Ålesund also has excellent, dedicated motorhome parking (16Nkr/hr or 160Nkr/24hrs in 2011) which has good toilets and showers, plus a service point. It is signposted as you drive into the town on the E136. We parked in here for several hours while we visited, but if we ever visit again will plan to spend 24 hours there – it is a brilliant waterfront location that’s just 10 minutes’ walk from the town centre.
Following our visit to Ålesund, we headed west again to the island of Runde, which is popular with walkers and birdspotters and home to 100,000 breeding pairs of puffins, amongst other things. Access to Runde is via a series of road bridges which are toll free and which we thought were more impressive than the Atlantic Road.

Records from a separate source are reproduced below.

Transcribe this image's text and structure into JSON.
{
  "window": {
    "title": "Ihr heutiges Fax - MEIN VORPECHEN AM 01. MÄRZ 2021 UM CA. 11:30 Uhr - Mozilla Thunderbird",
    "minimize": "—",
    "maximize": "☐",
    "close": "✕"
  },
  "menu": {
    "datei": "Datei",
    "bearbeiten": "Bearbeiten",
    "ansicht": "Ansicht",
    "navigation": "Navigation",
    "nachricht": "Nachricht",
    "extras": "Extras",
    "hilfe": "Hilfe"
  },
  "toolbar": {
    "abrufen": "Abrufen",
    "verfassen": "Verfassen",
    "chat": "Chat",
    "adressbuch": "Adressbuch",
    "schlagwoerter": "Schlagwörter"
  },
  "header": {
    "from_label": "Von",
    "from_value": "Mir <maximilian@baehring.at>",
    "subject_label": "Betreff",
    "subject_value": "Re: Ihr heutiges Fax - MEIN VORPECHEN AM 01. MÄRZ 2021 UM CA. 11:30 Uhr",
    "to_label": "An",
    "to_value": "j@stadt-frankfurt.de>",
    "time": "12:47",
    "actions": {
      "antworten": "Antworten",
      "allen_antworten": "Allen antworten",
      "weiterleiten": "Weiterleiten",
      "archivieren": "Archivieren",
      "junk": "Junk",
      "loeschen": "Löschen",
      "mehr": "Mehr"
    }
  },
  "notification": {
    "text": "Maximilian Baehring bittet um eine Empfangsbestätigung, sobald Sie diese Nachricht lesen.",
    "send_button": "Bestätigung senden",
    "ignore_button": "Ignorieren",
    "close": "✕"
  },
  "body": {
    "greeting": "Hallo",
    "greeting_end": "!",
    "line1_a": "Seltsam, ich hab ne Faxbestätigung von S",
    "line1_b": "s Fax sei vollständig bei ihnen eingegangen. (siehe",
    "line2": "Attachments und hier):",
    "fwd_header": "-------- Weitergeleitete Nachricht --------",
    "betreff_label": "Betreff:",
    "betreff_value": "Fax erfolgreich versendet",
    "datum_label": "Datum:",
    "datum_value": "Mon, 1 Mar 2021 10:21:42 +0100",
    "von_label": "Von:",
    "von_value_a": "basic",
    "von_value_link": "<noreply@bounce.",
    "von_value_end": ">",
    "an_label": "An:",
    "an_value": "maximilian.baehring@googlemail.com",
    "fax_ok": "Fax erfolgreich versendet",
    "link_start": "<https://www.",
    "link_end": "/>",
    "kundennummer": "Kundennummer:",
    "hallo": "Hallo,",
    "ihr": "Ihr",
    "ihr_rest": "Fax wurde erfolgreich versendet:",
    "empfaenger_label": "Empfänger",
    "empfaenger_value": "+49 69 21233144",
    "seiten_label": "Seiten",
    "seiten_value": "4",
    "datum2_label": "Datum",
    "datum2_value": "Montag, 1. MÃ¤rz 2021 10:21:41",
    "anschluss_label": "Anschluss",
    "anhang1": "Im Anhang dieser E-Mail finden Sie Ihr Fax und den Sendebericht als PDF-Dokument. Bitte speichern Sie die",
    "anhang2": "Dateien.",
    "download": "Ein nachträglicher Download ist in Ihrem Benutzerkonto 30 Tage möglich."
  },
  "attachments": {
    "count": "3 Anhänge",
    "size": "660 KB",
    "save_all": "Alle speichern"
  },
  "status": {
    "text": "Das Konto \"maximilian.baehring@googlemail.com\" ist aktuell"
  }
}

We spent an evening up on the cliffs watching the puffins and enjoying the (steep) walk, before leaving the island in search of somewhere to park. There really is no overnight parking on Runde except for the Goksøyr campsite.
Runde’s 200,000 or so puffins are resident from Feb/March until late August and nest on the Lundeura section of cliffs (click here for a map, it’s about halfway down the page). To reach the puffin cliffs, follow the main path up from just beyond the campsite and then turn left at the top – there are some signs. It is a bit of a clamber over rocks to get to the puffin area, but it is the official route). Go down the wooden ladder and then make your way to the edge.
Runde is very much like the Shetland Islands and we liked it a lot.